His point is well taken. Despite the book’s peopling with Mexican and Chicana Chicano gente, its Mexico and El Monte settings, and its use of conventional Chicano literary property, The People of Paper is not Chicano Literature. Self-indulgent name-calling to settle old romantic scores makes it roman a clef with an audience of one. Literatura Chicana, Chicano, tends to thematic content intent on community-building stuff, formation of an ethos, an exhibition of intercultural writing skills bridging the divide between the Mexican and the Unitedstatesian. Give Plascencia one out of three.

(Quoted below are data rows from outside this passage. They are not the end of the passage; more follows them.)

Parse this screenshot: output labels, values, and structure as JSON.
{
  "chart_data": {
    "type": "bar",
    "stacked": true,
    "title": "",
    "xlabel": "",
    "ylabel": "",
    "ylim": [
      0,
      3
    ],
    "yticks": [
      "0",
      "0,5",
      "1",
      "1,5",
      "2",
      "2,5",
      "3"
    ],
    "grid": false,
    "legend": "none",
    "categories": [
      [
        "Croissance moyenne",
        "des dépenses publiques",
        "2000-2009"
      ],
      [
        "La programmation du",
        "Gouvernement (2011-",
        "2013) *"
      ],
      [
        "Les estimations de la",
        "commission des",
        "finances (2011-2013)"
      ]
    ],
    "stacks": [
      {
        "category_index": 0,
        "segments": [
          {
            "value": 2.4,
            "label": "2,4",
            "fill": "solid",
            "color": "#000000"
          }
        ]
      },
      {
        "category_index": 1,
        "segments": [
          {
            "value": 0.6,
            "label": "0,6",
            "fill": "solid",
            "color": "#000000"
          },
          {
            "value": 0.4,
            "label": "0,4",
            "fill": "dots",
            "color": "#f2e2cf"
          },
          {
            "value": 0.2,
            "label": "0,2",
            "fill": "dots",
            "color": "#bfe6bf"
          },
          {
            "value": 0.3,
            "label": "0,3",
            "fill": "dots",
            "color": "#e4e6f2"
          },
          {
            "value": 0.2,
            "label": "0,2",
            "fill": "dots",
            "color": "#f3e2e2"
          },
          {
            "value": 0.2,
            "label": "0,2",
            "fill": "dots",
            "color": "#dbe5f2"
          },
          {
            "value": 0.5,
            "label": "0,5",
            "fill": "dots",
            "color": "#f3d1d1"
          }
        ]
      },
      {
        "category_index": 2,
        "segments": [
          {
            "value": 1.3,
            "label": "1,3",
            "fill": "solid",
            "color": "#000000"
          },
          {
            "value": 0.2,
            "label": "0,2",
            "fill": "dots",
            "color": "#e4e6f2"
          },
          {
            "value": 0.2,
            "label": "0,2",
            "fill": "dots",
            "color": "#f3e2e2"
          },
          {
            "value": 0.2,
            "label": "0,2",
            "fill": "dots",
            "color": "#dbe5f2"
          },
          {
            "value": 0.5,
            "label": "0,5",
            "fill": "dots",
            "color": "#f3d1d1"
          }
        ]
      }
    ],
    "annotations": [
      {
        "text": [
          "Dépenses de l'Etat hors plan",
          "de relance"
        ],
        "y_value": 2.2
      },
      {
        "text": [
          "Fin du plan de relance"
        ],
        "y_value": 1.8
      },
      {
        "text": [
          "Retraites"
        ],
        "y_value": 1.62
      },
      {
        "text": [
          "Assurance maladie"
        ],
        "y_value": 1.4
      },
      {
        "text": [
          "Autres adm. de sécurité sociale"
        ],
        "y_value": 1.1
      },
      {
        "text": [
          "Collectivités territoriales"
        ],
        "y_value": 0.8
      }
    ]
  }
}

Self-indulgence isn’t foreign to Chicana Chicano work—take Rain of Gold, for example—but a work of such authorial selfishness as The People of Paper might better have been put aside until the author’s writer’s block had dissipated enough, or his broken heart mended, to complete the novel promised by the stunning opening pages.
Speaking of self indulgence, did you hear about the vaquero who walked into the bar dressed in cellophane? He had cellophane boots, cellophane trousers, cellophane chaps, cellophane camisa? He was arrested for rustling. ¡pa-pum!
Note. Did you check out the NY Times' Children's books special in the 11/13 NYTimes book review? Gives more credence to the stereotype of an east coast bias in literary criticism. La Bloga's Gina MarySol Ruiz' column highlights one outstanding title after another, but from the grey lady, not a peep about Chicana Chicano kidlit. OK, Gary Soto gets a nod in the best illustration category. I suppose this goes with the graphic novels Time magazine recently recognized. I will get that Norton Anthology, and the dozens collection looks like a winner, too.